People talk about “hitting their macros” on keto as though it were obvious, and for a beginner it usually is not. Macros are simply the three macronutrients that supply energy: protein, fat and carbohydrate. A ketogenic diet works by keeping carbohydrate very low so the body shifts to burning fat for fuel, which means the way you divide your calories between the three matters more here than on most diets.
The three numbers
Carbohydrate is the one you cap. Most people stay in ketosis on twenty to fifty grams of net carbs a day, and twenty is the usual starting point. Keep it low and consistent and the rest of the diet does its work.
Protein sits in the middle. You want enough to hold on to muscle, roughly one and a half grams per kilogram of body weight for most people, a little more if you train hard. Very high protein is unnecessary and can blunt ketosis slightly in some people, so moderate is the sensible default.
Fat is the lever. Once carbs are capped and protein is set, fat makes up the rest of your calories. On a maintenance day that means plenty of it; in a fat-loss phase you eat less of it and let your body draw on its own stores instead. Fat is not the enemy on keto, but it is also not something to force down beyond your calorie target.
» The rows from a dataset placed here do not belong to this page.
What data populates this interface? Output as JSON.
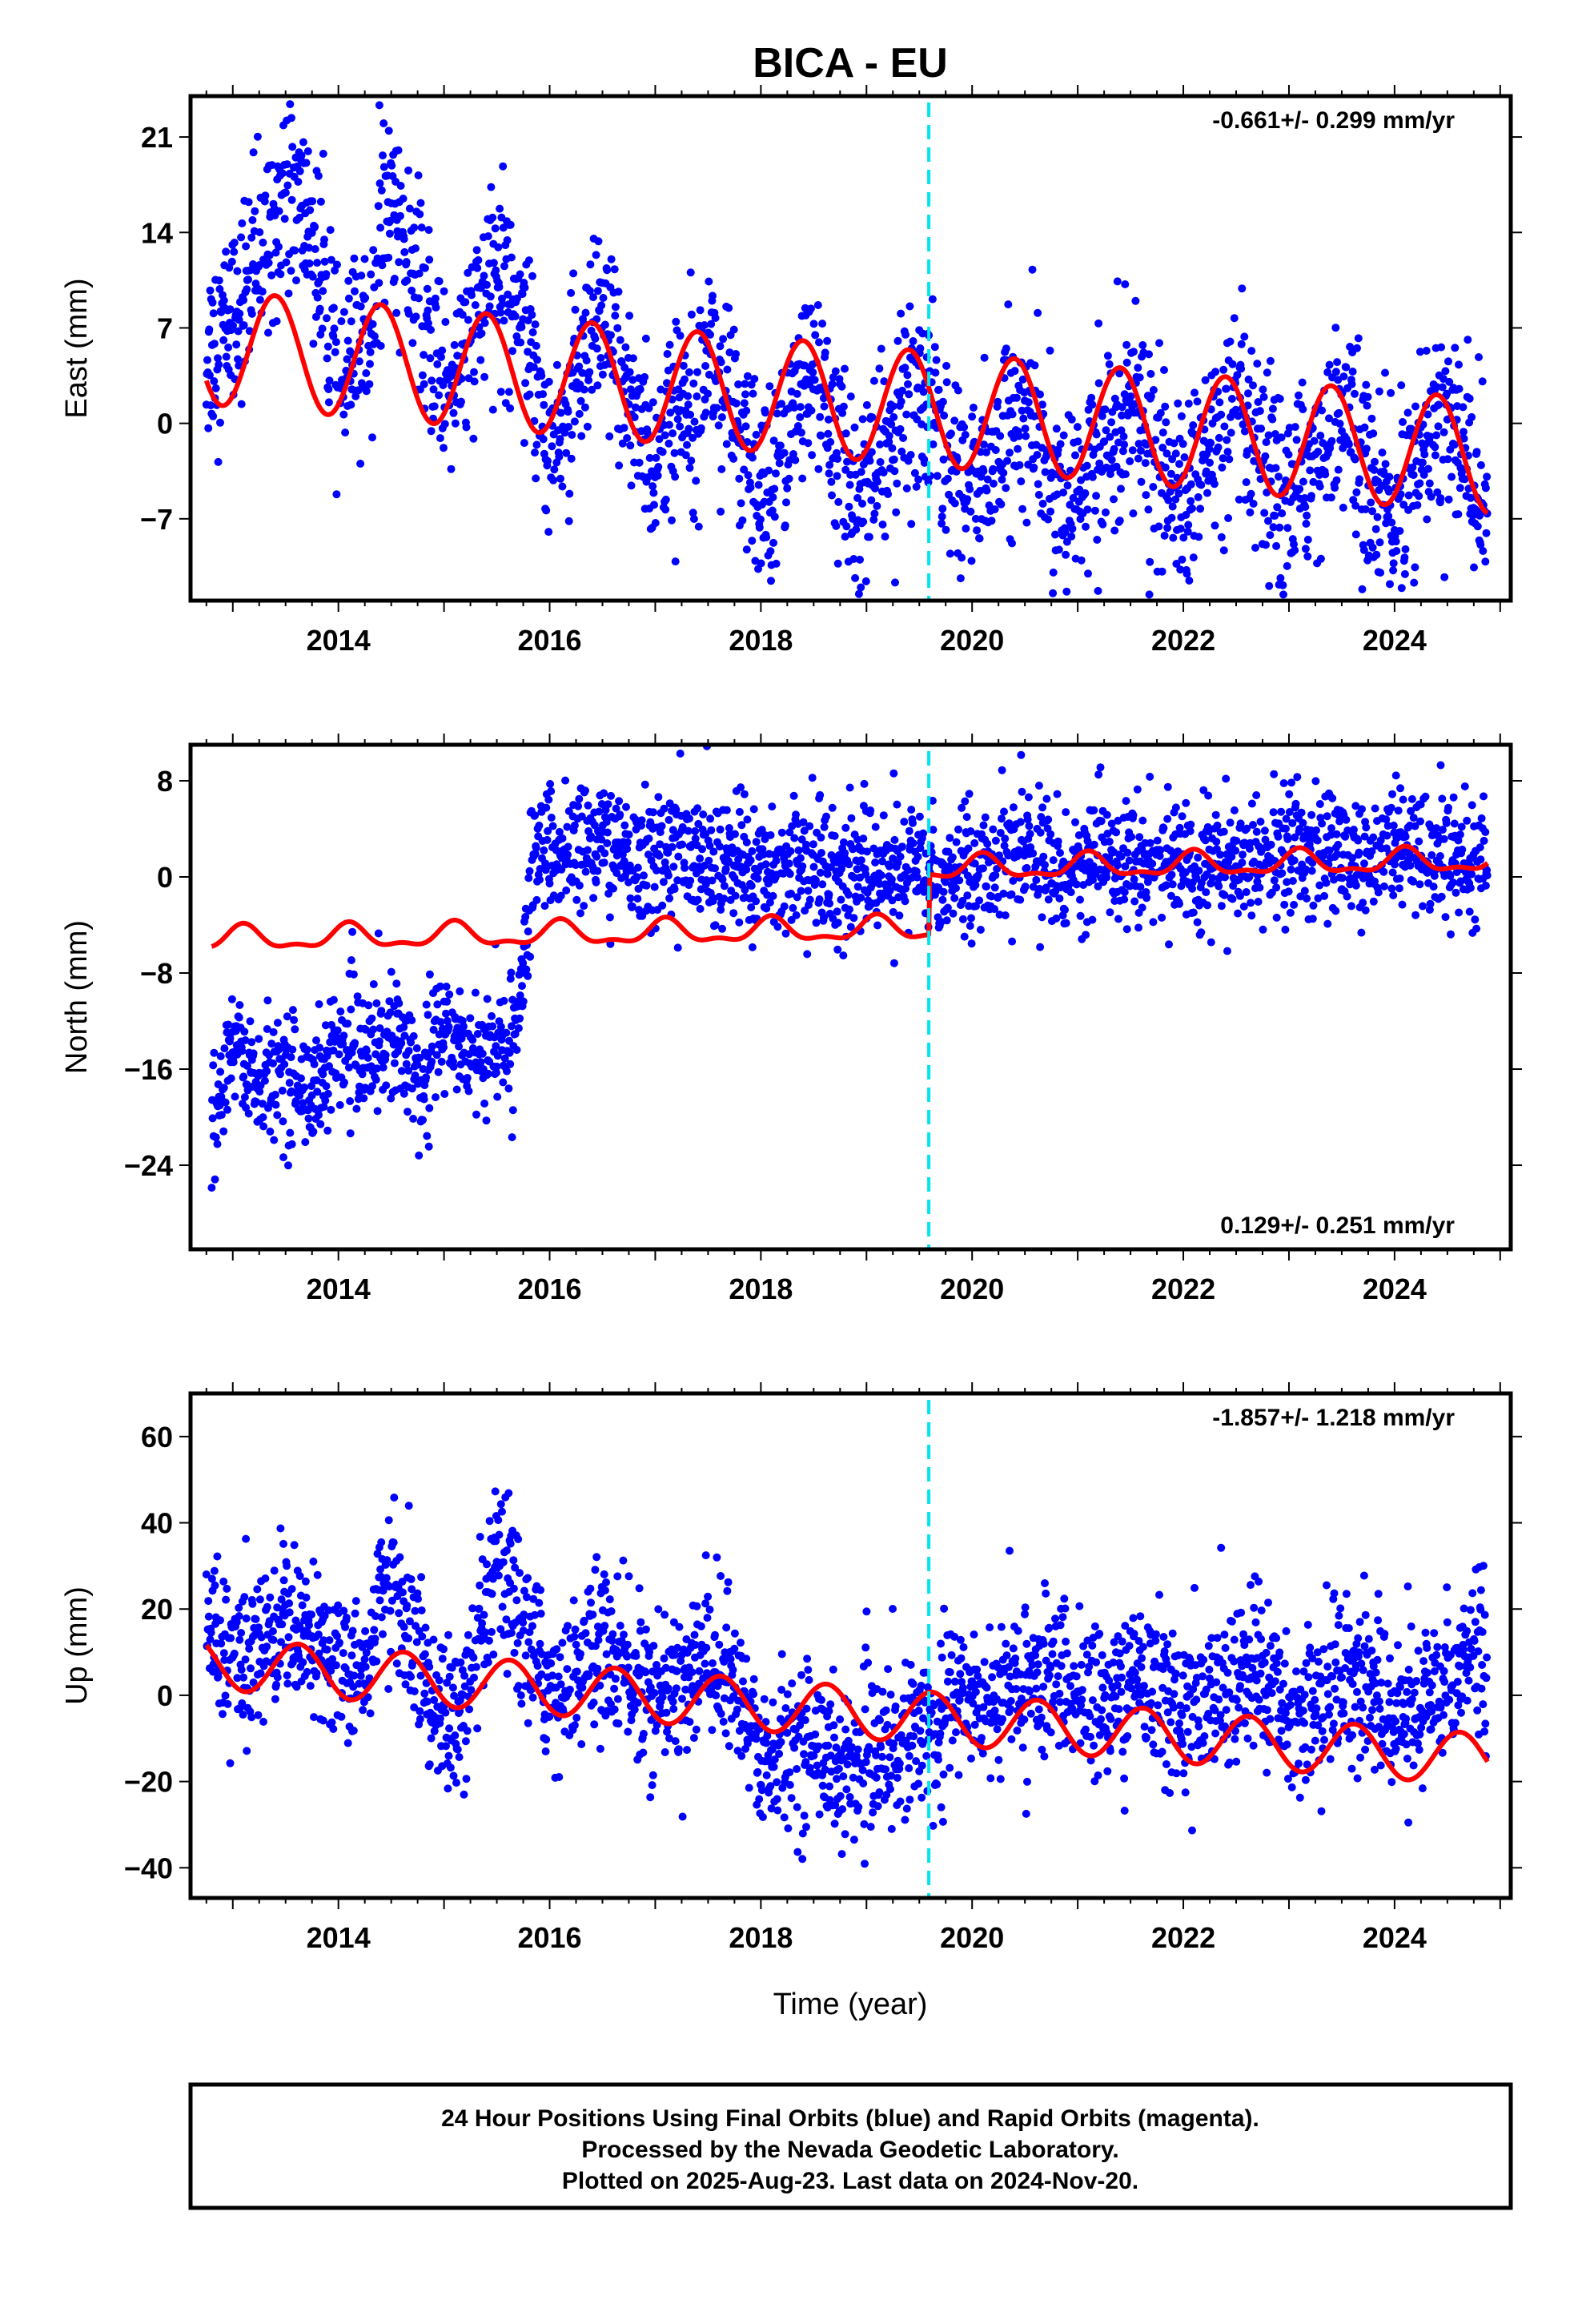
{
  "title": "BICA - EU",
  "xlabel": "Time (year)",
  "footer": {
    "line1": "24 Hour Positions Using Final Orbits (blue) and Rapid Orbits (magenta).",
    "line2": "Processed by the Nevada Geodetic Laboratory.",
    "line3": "Plotted on 2025-Aug-23. Last data on 2024-Nov-20."
  },
  "colors": {
    "observations": "#0000ff",
    "model": "#ff0000",
    "step_marker": "#00e5ee",
    "frame": "#000000"
  },
  "chart_data": [
    {
      "type": "scatter",
      "component": "East",
      "ylabel": "East (mm)",
      "rate_label": "-0.661+/- 0.299 mm/yr",
      "rate_position": "top-right",
      "xlim": [
        2012.6,
        2025.1
      ],
      "ylim": [
        -13,
        24
      ],
      "xticks": [
        2014,
        2016,
        2018,
        2020,
        2022,
        2024
      ],
      "yticks": [
        21,
        14,
        7,
        0,
        -7
      ],
      "step_marker_year": 2019.59,
      "grid": false,
      "series": [
        {
          "x": [
            2012.75,
            2013.0,
            2013.25,
            2013.5,
            2013.75,
            2014.0,
            2014.25,
            2014.5,
            2014.75,
            2015.0,
            2015.25,
            2015.5,
            2015.75,
            2016.0,
            2016.25,
            2016.5,
            2016.75,
            2017.0,
            2017.25,
            2017.5,
            2017.75,
            2018.0,
            2018.25,
            2018.5,
            2018.75,
            2019.0,
            2019.25,
            2019.5,
            2019.75,
            2020.0,
            2020.25,
            2020.5,
            2020.75,
            2021.0,
            2021.25,
            2021.5,
            2021.75,
            2022.0,
            2022.25,
            2022.5,
            2022.75,
            2023.0,
            2023.25,
            2023.5,
            2023.75,
            2024.0,
            2024.25,
            2024.5,
            2024.75,
            2024.88
          ],
          "y": [
            5,
            8,
            12,
            18,
            14,
            3,
            6,
            17,
            9,
            3,
            6,
            11,
            9,
            -2,
            2,
            7,
            2,
            -3,
            1,
            6,
            0,
            -6,
            0,
            4,
            -3,
            -6,
            -1,
            3,
            -2,
            -5,
            -2,
            1,
            -4,
            -6,
            -2,
            2,
            -3,
            -6,
            -2,
            1,
            -4,
            -6,
            -2,
            1,
            -4,
            -7,
            -3,
            1,
            -4,
            -6
          ],
          "spread": 3.5
        }
      ],
      "model": {
        "offset": 5.6,
        "trend": -0.661,
        "amplitude": 4.2,
        "phase_year": 2013.4,
        "semiannual_amp": 0.0,
        "breaks": [],
        "reference_year": 2012.75
      }
    },
    {
      "type": "scatter",
      "component": "North",
      "ylabel": "North (mm)",
      "rate_label": "0.129+/- 0.251 mm/yr",
      "rate_position": "bottom-right",
      "xlim": [
        2012.6,
        2025.1
      ],
      "ylim": [
        -31,
        11
      ],
      "xticks": [
        2014,
        2016,
        2018,
        2020,
        2022,
        2024
      ],
      "yticks": [
        8,
        0,
        -8,
        -16,
        -24
      ],
      "step_marker_year": 2019.59,
      "grid": false,
      "series": [
        {
          "x": [
            2012.8,
            2013.0,
            2013.25,
            2013.5,
            2013.75,
            2014.0,
            2014.25,
            2014.5,
            2014.75,
            2015.0,
            2015.25,
            2015.5,
            2015.7,
            2015.85,
            2016.0,
            2016.25,
            2016.5,
            2016.75,
            2017.0,
            2017.25,
            2017.5,
            2017.75,
            2018.0,
            2018.25,
            2018.5,
            2018.75,
            2019.0,
            2019.25,
            2019.5,
            2019.75,
            2020.0,
            2020.25,
            2020.5,
            2020.75,
            2021.0,
            2021.25,
            2021.5,
            2021.75,
            2022.0,
            2022.25,
            2022.5,
            2022.75,
            2023.0,
            2023.25,
            2023.5,
            2023.75,
            2024.0,
            2024.25,
            2024.5,
            2024.75,
            2024.88
          ],
          "y": [
            -22,
            -14,
            -17,
            -16,
            -18,
            -14,
            -15,
            -13,
            -16,
            -13,
            -14,
            -15,
            -12,
            2,
            2,
            2,
            3,
            1,
            2,
            2,
            1,
            1,
            0,
            1,
            1,
            0,
            1,
            0,
            1,
            0,
            1,
            1,
            2,
            1,
            1,
            2,
            1,
            1,
            1,
            1,
            1,
            1,
            2,
            2,
            2,
            1,
            2,
            2,
            2,
            1,
            2
          ],
          "spread": 2.6
        }
      ],
      "model": {
        "offset": -5.2,
        "trend": 0.129,
        "amplitude": 0.9,
        "phase_year": 2013.1,
        "semiannual_amp": 0.4,
        "breaks": [
          {
            "year": 2019.59,
            "offset": 5.0
          }
        ],
        "reference_year": 2012.75
      }
    },
    {
      "type": "scatter",
      "component": "Up",
      "ylabel": "Up (mm)",
      "rate_label": "-1.857+/- 1.218 mm/yr",
      "rate_position": "top-right",
      "xlim": [
        2012.6,
        2025.1
      ],
      "ylim": [
        -47,
        70
      ],
      "xticks": [
        2014,
        2016,
        2018,
        2020,
        2022,
        2024
      ],
      "yticks": [
        60,
        40,
        20,
        0,
        -20,
        -40
      ],
      "step_marker_year": 2019.59,
      "grid": false,
      "series": [
        {
          "x": [
            2012.75,
            2013.0,
            2013.25,
            2013.5,
            2013.75,
            2014.0,
            2014.25,
            2014.5,
            2014.75,
            2015.0,
            2015.25,
            2015.5,
            2015.75,
            2016.0,
            2016.25,
            2016.5,
            2016.75,
            2017.0,
            2017.25,
            2017.5,
            2017.75,
            2018.0,
            2018.25,
            2018.5,
            2018.75,
            2019.0,
            2019.25,
            2019.5,
            2019.75,
            2020.0,
            2020.25,
            2020.5,
            2020.75,
            2021.0,
            2021.25,
            2021.5,
            2021.75,
            2022.0,
            2022.25,
            2022.5,
            2022.75,
            2023.0,
            2023.25,
            2023.5,
            2023.75,
            2024.0,
            2024.25,
            2024.5,
            2024.75,
            2024.88
          ],
          "y": [
            15,
            8,
            12,
            20,
            12,
            5,
            8,
            30,
            10,
            -8,
            0,
            30,
            15,
            2,
            5,
            12,
            5,
            -2,
            2,
            10,
            2,
            -15,
            -12,
            -10,
            -18,
            -15,
            -12,
            -8,
            -2,
            0,
            0,
            3,
            5,
            0,
            -3,
            2,
            3,
            -5,
            -2,
            3,
            5,
            -5,
            -3,
            5,
            3,
            -5,
            -4,
            5,
            12,
            8
          ],
          "spread": 9.0
        }
      ],
      "model": {
        "offset": 7.5,
        "trend": -1.857,
        "amplitude": 6.0,
        "phase_year": 2013.62,
        "semiannual_amp": 0.0,
        "breaks": [],
        "reference_year": 2012.75
      }
    }
  ]
}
Why the split is expressed as percentages
You will often see keto described as something like seventy per cent fat, twenty-five per cent protein, five per cent carbs. Those percentages are a rough description of where most people land, not a rule to chase. The grams matter more than the percentages, because a percentage of a small calorie target is very different from a percentage of a large one. Set your carbs and protein in grams first, and the percentages fall out of that.
Working out your own numbers
Rather than guess, put your details into the keto macro calculator. It estimates your daily calories from your weight, height, age and activity, adjusts for whether you want to lose, maintain or gain, then splits the calories into the three macros for you. Treat the result as a starting point and adjust after a couple of weeks based on how you are actually doing, since these formulas are averages and you are not average.
Do you have to track forever?
No. Tracking is most useful at the start, while you learn what your meals actually contain, because almost everyone misjudges this early on. After a month or two many people stop weighing and logging and simply keep to familiar meals that they know fit. The numbers are a teaching tool more than a permanent chore.
This is general information about the ketogenic diet, not medical advice. Keto does not suit everyone; if you are pregnant, on medication, or managing a condition such as diabetes, speak to a doctor or dietitian first.